Reposé, il recula, repassa entre les deux cellules et fut emporté. Le supplice recommença. Roulé dans le plasma, bousculé par les hématies, pêle-mêle avec quelques leucocytes, il fila à toute vitesse, retomba dans une énorme artère qui obliquait vers la gauche. Impossible de savoir où il était entraîné. Au bout de quelques minutes, il fut jeté de dérivation en dérivation dans un nouveau capillaire. La voix du professeur Kam lui hurla «Stop!» dans les oreilles. Les ingénieurs avaient dû réparer la radio.
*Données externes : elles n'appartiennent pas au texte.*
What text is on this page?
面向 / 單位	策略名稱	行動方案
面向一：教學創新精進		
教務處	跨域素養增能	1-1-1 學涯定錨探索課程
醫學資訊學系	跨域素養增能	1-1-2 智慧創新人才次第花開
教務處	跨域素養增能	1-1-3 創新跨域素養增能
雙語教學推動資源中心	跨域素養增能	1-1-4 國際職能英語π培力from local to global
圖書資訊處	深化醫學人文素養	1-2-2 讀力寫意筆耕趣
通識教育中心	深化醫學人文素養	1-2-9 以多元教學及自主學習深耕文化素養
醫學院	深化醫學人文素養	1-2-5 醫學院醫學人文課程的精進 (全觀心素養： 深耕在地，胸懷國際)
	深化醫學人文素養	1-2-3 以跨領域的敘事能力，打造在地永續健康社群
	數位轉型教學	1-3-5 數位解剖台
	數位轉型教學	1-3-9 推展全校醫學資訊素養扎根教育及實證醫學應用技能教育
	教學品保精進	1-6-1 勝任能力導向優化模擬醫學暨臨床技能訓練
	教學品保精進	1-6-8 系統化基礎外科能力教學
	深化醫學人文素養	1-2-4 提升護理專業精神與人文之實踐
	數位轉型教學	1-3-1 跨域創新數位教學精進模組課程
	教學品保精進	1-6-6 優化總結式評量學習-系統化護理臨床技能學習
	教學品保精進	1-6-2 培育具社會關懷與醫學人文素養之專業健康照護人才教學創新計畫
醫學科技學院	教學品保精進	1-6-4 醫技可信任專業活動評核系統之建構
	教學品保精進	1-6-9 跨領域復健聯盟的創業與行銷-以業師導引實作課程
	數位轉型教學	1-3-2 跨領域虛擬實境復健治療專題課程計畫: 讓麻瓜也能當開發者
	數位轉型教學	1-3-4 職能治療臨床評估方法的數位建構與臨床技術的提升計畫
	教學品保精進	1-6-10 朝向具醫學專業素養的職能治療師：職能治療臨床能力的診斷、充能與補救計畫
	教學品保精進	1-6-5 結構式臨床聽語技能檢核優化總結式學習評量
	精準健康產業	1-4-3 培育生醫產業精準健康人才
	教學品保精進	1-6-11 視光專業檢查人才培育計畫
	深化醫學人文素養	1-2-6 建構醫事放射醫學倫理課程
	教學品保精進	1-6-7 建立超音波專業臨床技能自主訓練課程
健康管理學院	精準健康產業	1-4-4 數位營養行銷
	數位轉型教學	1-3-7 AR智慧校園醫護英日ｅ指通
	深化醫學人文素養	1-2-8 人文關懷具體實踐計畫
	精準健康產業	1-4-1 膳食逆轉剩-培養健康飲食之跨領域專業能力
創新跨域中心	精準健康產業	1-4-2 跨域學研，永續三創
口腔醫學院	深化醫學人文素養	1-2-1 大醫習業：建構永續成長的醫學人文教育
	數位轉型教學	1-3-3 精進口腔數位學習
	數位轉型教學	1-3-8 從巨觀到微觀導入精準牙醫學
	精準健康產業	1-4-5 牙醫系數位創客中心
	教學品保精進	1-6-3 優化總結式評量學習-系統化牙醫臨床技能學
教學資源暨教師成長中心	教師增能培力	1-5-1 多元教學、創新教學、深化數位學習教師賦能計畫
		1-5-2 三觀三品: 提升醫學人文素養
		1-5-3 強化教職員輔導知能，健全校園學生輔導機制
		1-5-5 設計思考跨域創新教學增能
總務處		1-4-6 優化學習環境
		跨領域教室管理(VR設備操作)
– Tâchez de rester où vous êtes, mon vieux. On va aller vous chercher. Je vais ralentir localement le courant sanguin avec un vasoconstricteur. Vous serez plus à l'aise. Le jeune médecin s'agrippa de toutes ses forces à la membrane d'une cellule épithéliale. Renouvelant la méthode d'immobilisation qui lui avait déjà réussi dans l'alvéole pulmonaire, il passa ses bras entre deux cellules.

– Dans quelle région suis-je arrivé, Professeur? questionna-t-il.

– Vous êtes à peu près entre les muscles grand et petit palmaires, à la partie moyenne de l'avant-bras droit. Ne bougez plus.